Desde el inicio del gobierno de Javier Milei, el sistema productivo argentino registró una fuerte reducción en la cantidad de empresas y empleadores, con un impacto significativo en el empleo formal. Según datos de la Superintendencia de Riesgos del Trabajo, en los últimos dos años se produjo una caída neta de 21.938 empresas y más de 290 mil trabajadores.
En noviembre de 2023, el sistema contabilizaba 512.357 empleadores y 9.857.173 trabajadores registrados. Sin embargo, para noviembre de 2025, esas cifras descendieron a 490.419 empresas y 9.566.571 empleados, reflejando un retroceso sostenido en el entramado productivo.

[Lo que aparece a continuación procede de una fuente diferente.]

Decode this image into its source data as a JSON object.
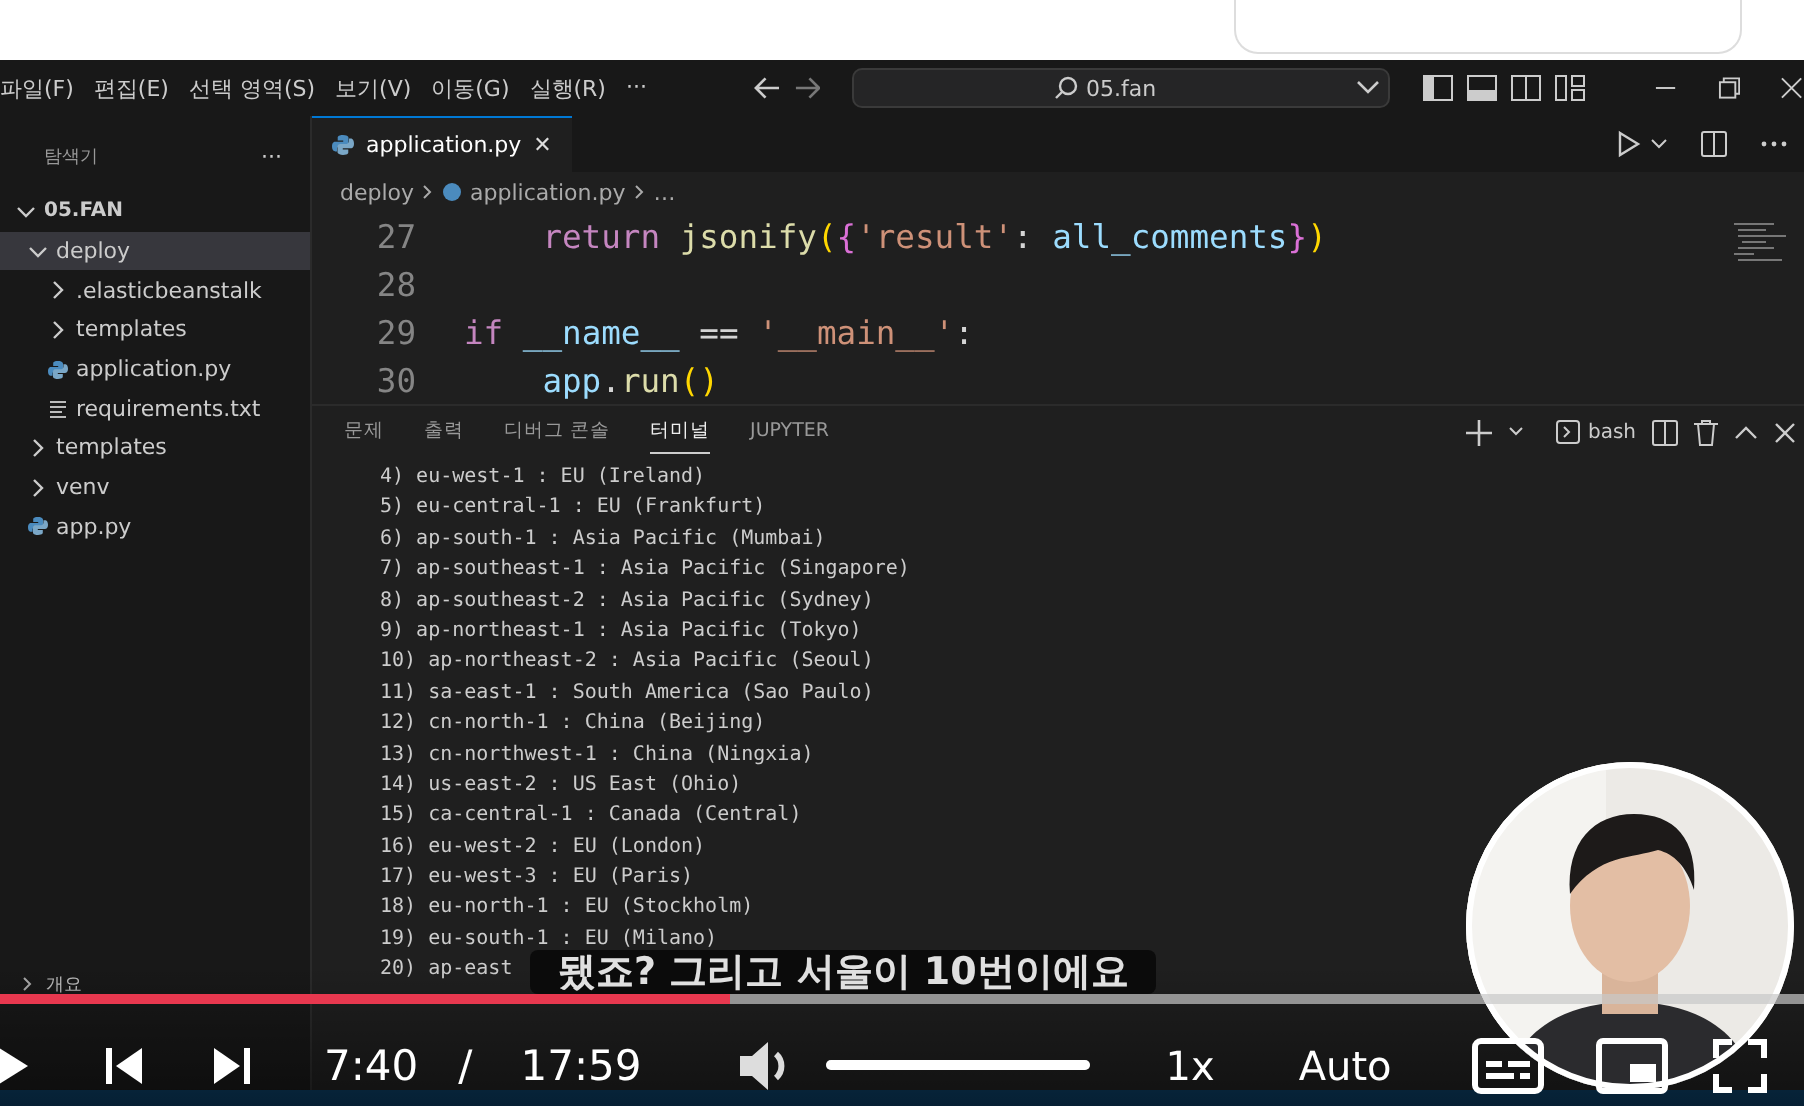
{
  "menu": [
    "파일(F)",
    "편집(E)",
    "선택 영역(S)",
    "보기(V)",
    "이동(G)",
    "실행(R)",
    "···"
  ],
  "command_center": {
    "value": "05.fan"
  },
  "explorer": {
    "title": "탐색기",
    "more": "···",
    "root": {
      "label": "05.FAN",
      "expanded": true,
      "children": [
        {
          "label": "deploy",
          "kind": "folder",
          "expanded": true,
          "selected": true,
          "children": [
            {
              "label": ".elasticbeanstalk",
              "kind": "folder",
              "expanded": false,
              "selected": false
            },
            {
              "label": "templates",
              "kind": "folder",
              "expanded": false,
              "selected": false
            },
            {
              "label": "application.py",
              "kind": "python",
              "selected": false
            },
            {
              "label": "requirements.txt",
              "kind": "text",
              "selected": false
            }
          ]
        },
        {
          "label": "templates",
          "kind": "folder",
          "expanded": false,
          "selected": false
        },
        {
          "label": "venv",
          "kind": "folder",
          "expanded": false,
          "selected": false
        },
        {
          "label": "app.py",
          "kind": "python",
          "selected": false
        }
      ]
    },
    "sections": [
      {
        "label": "개요",
        "expanded": false
      }
    ]
  },
  "editor_tabs": [
    {
      "label": "application.py",
      "selected": true,
      "close": "✕"
    }
  ],
  "breadcrumbs": [
    "deploy",
    "application.py",
    "…"
  ],
  "code_lines": [
    {
      "number": "27",
      "indented": true,
      "tokens": [
        {
          "text": "return ",
          "kind": "keyword"
        },
        {
          "text": "jsonify",
          "kind": "function"
        },
        {
          "text": "(",
          "kind": "paren"
        },
        {
          "text": "{",
          "kind": "brace"
        },
        {
          "text": "'result'",
          "kind": "string"
        },
        {
          "text": ": ",
          "kind": "plain"
        },
        {
          "text": "all_comments",
          "kind": "variable"
        },
        {
          "text": "}",
          "kind": "brace"
        },
        {
          "text": ")",
          "kind": "paren"
        }
      ]
    },
    {
      "number": "28"
    },
    {
      "number": "29",
      "indented": false,
      "tokens": [
        {
          "text": "if ",
          "kind": "keyword"
        },
        {
          "text": "__name__",
          "kind": "variable"
        },
        {
          "text": " == ",
          "kind": "plain"
        },
        {
          "text": "'__main__'",
          "kind": "string"
        },
        {
          "text": ":",
          "kind": "plain"
        }
      ]
    },
    {
      "number": "30",
      "indented": true,
      "tokens": [
        {
          "text": "app",
          "kind": "variable"
        },
        {
          "text": ".",
          "kind": "plain"
        },
        {
          "text": "run",
          "kind": "function"
        },
        {
          "text": "()",
          "kind": "paren"
        }
      ]
    }
  ],
  "panel_tabs": [
    {
      "label": "문제",
      "selected": false
    },
    {
      "label": "출력",
      "selected": false
    },
    {
      "label": "디버그 콘솔",
      "selected": false
    },
    {
      "label": "터미널",
      "selected": true
    },
    {
      "label": "JUPYTER",
      "selected": false
    }
  ],
  "terminal_name": "bash",
  "terminal_lines": [
    "4) eu-west-1 : EU (Ireland)",
    "5) eu-central-1 : EU (Frankfurt)",
    "6) ap-south-1 : Asia Pacific (Mumbai)",
    "7) ap-southeast-1 : Asia Pacific (Singapore)",
    "8) ap-southeast-2 : Asia Pacific (Sydney)",
    "9) ap-northeast-1 : Asia Pacific (Tokyo)",
    "10) ap-northeast-2 : Asia Pacific (Seoul)",
    "11) sa-east-1 : South America (Sao Paulo)",
    "12) cn-north-1 : China (Beijing)",
    "13) cn-northwest-1 : China (Ningxia)",
    "14) us-east-2 : US East (Ohio)",
    "15) ca-central-1 : Canada (Central)",
    "16) eu-west-2 : EU (London)",
    "17) eu-west-3 : EU (Paris)",
    "18) eu-north-1 : EU (Stockholm)",
    "19) eu-south-1 : EU (Milano)",
    "20) ap-east"
  ],
  "subtitle": "됐죠? 그리고 서울이 10번이에요",
  "player": {
    "progress": {
      "level": 0.405
    },
    "current_time": "7:40",
    "separator": "/",
    "duration": "17:59",
    "volume": {
      "level": 1
    },
    "speed": "1x",
    "quality": "Auto"
  },
  "webcam": {
    "kind": "picture"
  }
}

Solo en los primeros once meses de 2025, se registró un cierre neto de 9.722 empleadores, mientras que en noviembre de ese año la caída mensual fue de 892 empresas. El sector más afectado fue la construcción, uno de los rubros que sufrió con mayor intensidad el impacto del ajuste económico y la paralización de la obra pública.
El informe también señala que el deterioro comenzó con fuerza durante el primer año de gestión, cuando el número de empresas descendió de manera pronunciada hasta mediados de 2024, en un contexto marcado por la devaluación y las políticas de recorte del gasto público. A fines de ese año, el total de empleadores había caído a 499.682, consolidando la tendencia negativa.
Otro dato relevante es la fragilidad estructural del tejido empresarial: el 34% de las empresas que cerraron durante los últimos cuatro trimestres tenían menos de tres años de antigüedad, lo que evidencia las dificultades que enfrentan los nuevos emprendimientos para sostenerse en el actual contexto económico.
Estos datos reflejan el impacto del escenario económico sobre el sector productivo, con una contracción en la cantidad de empresas activas y una reducción del empleo formal, en un contexto de reconfiguración del modelo económico.